Mutation versus repair: NEIL1 removal of hydantoin lesions in single-stranded, bulge, bubble, and duplex DNA contexts

Abstract

Human DNA glycosylase NEIL1 exhibits a superior ability to remove oxidized guanine lesions guanidinohydantoin (Gh) and spiroiminodihydantoin (Sp) from duplex DNA in comparison to other substrates. In this work, Gh and Sp lesions in bubble, bulge, and single-stranded DNA were found to be good substrates for NEIL1 but were typically excised at much slower rates than from canonical duplex substrates. A notable exception was the activity of NEIL1 on removal of Gh in bubble structures which approaches that of the normal duplex substrate. The cleavage of Gh in the template strand of a replication or transcription bubble may prevent mutations associated with Gh during replication or transcription. However, removal of hydantoin lesions in the absence of an opposite base may also result in strand breaks and potentially deletion and frameshift mutations. Consistent with this as a potential mechanism leading to an N-1 frameshift mutation, the nick left after the removal of the Gh lesion in a DNA bulge by NEIL1 was efficiently religated in the presence of polynucleotide kinase (PNK) and human DNA ligase III (Lig III). These results indicate that NEIL1 does not require a base opposite to identify and remove hydantoin lesions. Depending on the context, the glycosylase activity of NEIL1 may stall replication and prevent mutations or lead to inappropriate removal that may contribute to the mutational spectrum of these unusual lesions.

Figure 1

DNA lesion structures and contexts used in glycosylase assays. A) Chemical structures of lesions examined in various contexts B) A six-nucleotide mispair was used to form a bubble in the middle of a 30-nucleotide duplex. For the bulge-containing duplex, a 29-nucleotide complement was annealed with the lesion-containing 30-nucleotide strand to form a bulge in the middle of the duplex as shown.

Figure 2

Characterization of bubble, bulge, single-stranded and double-stranded oligonucleotides by non-denaturing gel electrophoresis. Lanes 1 to 4 represent [γ-³²P]-ATP labeled oligonucleotides without lesions.

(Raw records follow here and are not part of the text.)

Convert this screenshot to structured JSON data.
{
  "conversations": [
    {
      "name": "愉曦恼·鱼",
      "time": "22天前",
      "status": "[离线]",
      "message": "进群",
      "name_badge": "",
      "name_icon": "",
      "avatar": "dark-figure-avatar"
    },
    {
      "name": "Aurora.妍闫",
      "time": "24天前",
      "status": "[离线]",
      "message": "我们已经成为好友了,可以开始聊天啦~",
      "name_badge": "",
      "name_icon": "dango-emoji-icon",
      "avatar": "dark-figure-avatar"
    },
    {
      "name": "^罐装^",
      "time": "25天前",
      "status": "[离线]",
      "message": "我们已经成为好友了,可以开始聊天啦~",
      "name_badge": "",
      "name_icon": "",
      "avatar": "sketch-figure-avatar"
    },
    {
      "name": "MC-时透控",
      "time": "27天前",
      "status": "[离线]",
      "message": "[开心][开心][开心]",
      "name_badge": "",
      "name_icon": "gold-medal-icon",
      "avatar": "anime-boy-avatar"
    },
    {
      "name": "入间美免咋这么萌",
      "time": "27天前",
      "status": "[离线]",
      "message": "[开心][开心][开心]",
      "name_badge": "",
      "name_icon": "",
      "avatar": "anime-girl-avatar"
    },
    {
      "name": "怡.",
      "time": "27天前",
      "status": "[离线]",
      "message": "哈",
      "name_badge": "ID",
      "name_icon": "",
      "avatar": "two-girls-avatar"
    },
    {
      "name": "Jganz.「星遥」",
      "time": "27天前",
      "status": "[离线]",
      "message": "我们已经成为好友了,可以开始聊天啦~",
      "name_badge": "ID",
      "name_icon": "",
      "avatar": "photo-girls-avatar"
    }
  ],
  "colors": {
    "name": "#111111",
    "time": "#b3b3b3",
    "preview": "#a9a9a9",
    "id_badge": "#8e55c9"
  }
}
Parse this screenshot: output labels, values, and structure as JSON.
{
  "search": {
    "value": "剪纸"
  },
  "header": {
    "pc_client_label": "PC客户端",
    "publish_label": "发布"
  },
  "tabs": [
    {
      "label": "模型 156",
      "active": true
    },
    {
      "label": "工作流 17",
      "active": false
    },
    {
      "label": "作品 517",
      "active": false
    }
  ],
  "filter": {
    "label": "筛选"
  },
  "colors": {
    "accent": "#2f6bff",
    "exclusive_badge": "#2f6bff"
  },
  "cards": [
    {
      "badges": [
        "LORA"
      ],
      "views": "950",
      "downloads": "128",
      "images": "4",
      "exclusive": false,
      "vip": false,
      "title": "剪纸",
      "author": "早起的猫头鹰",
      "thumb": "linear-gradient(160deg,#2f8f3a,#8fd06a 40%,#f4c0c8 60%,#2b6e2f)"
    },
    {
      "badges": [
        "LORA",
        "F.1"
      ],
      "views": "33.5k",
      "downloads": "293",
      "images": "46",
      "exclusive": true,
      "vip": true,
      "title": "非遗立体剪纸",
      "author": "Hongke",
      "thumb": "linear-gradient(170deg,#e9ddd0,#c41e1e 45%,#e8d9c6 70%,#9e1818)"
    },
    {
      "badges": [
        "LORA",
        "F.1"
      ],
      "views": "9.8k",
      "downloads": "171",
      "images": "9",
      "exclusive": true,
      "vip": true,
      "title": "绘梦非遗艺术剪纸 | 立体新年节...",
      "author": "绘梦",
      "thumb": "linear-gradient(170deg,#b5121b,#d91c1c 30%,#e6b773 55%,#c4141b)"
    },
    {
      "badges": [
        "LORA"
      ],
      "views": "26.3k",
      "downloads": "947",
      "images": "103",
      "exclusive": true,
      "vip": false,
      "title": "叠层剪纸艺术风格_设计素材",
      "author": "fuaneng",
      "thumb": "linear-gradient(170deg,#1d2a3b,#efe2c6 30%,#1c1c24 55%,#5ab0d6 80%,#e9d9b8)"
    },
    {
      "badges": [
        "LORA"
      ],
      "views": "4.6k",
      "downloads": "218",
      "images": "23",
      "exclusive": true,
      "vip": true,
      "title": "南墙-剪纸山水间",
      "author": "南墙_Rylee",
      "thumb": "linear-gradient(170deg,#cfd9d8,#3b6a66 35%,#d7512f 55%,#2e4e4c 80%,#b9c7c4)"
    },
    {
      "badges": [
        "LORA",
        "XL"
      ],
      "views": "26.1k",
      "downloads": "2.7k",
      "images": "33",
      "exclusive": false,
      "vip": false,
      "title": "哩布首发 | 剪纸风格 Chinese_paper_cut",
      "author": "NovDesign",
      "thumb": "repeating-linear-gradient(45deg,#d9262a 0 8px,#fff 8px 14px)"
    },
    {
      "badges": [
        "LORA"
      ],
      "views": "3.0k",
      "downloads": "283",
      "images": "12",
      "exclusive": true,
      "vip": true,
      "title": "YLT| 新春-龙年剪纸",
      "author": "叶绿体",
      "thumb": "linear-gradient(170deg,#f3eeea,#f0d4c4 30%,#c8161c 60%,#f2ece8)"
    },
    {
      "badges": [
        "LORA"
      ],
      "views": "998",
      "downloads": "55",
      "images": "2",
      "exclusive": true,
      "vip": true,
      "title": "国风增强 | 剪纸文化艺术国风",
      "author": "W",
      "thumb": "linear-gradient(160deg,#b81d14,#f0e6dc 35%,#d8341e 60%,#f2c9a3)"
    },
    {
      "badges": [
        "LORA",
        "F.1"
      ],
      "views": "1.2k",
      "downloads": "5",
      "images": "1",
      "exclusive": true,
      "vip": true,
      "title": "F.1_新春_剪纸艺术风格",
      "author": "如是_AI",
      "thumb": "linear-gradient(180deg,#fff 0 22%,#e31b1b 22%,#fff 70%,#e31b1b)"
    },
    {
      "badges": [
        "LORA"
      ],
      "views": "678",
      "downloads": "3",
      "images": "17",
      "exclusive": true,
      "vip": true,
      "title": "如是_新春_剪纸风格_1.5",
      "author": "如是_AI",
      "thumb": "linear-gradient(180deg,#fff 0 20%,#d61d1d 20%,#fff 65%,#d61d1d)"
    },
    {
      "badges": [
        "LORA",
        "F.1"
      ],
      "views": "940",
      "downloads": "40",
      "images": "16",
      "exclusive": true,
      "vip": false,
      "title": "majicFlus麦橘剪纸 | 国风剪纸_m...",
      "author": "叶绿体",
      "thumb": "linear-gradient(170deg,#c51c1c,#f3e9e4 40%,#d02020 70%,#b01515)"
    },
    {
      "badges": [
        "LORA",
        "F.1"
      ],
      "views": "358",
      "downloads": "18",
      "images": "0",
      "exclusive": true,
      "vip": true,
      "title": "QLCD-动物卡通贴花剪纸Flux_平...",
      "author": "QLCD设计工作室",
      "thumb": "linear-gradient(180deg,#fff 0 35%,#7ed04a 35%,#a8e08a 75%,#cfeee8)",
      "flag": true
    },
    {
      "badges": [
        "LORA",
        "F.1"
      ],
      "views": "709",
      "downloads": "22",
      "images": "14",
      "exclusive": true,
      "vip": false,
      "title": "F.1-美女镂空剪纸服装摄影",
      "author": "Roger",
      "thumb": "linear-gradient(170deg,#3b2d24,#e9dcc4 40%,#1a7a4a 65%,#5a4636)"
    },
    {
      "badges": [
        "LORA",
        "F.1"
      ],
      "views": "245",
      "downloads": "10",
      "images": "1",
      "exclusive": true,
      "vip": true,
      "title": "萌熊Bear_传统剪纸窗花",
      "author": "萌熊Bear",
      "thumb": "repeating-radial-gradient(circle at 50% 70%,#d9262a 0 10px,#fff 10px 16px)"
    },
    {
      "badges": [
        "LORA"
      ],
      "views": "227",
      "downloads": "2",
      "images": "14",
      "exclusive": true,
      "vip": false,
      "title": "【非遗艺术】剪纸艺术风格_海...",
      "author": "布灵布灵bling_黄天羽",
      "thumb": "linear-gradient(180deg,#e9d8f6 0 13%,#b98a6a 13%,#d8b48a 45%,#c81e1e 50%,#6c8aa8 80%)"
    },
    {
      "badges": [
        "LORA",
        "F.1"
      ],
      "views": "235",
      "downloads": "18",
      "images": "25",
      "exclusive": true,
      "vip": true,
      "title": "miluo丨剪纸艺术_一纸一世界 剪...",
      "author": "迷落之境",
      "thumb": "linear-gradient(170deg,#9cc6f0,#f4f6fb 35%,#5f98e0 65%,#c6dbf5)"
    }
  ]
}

Lane 5–8 represent [γ-³²P]-ATP labeled oligonucleotides with the Gh lesion at position X (see Fig. 1). Lanes 1 and 5 are single-stranded DNA. Lanes 2 and 6 are double-stranded DNA. Lane 3 and 7 are bubble structures. Lane 4 and 8 are bulge structures.

Figure 3

Probing structures of bubble and bulge substrates with Mung Bean Nuclease (MBN). Lane 4 shows that double-stranded DNA cannot be cleaved by MBN. Lane 6 shows the mispaired part in the bubble structure can be cleaved by MBN to shorter oligonucleotides (12-nts to 18-nts). Lane 8 shows that in the bulge structure, Gh-containing oligonucleotides can be cleaved by MBN to yield a 14-nt oligonucleotide.

Figure 4

Storage phosphor autoradiograms of NEIL1-mediated excision of hydantoin lesions in single-stranded 30-mer oligonucleotides. A: Gh-containing ss-DNA over a 20-min time course; B: Sp1-containing ss-DNA over a 20-min time course; C, Sp2-containing ss-DNA over a 60-min time course. All reactions were performed at 37°C.

Figure 5

Representative plot of product for by excision of Gh from the bulge structure by NEIL1 over a 60-min period at 37°C. The reaction proceeds to 85% completion in 2 min.

Figure 6

Reconstitution of BER with NEIL1, PNK and Lig III. NEIL1 cleaved the Gh-containing bulge structure and left a single-strand nick with phosphate groups on both 5’and 3’ termini (lanes 2 and 6). With extra MgCl₂ added, PNK removed the phosphate group on the 3’end of the nick, thus preparing the single-nucleotide deletion for ligation (lane 7). Lig III then ligated the two strands to form a 29-mer oligonucleotide (lane 8).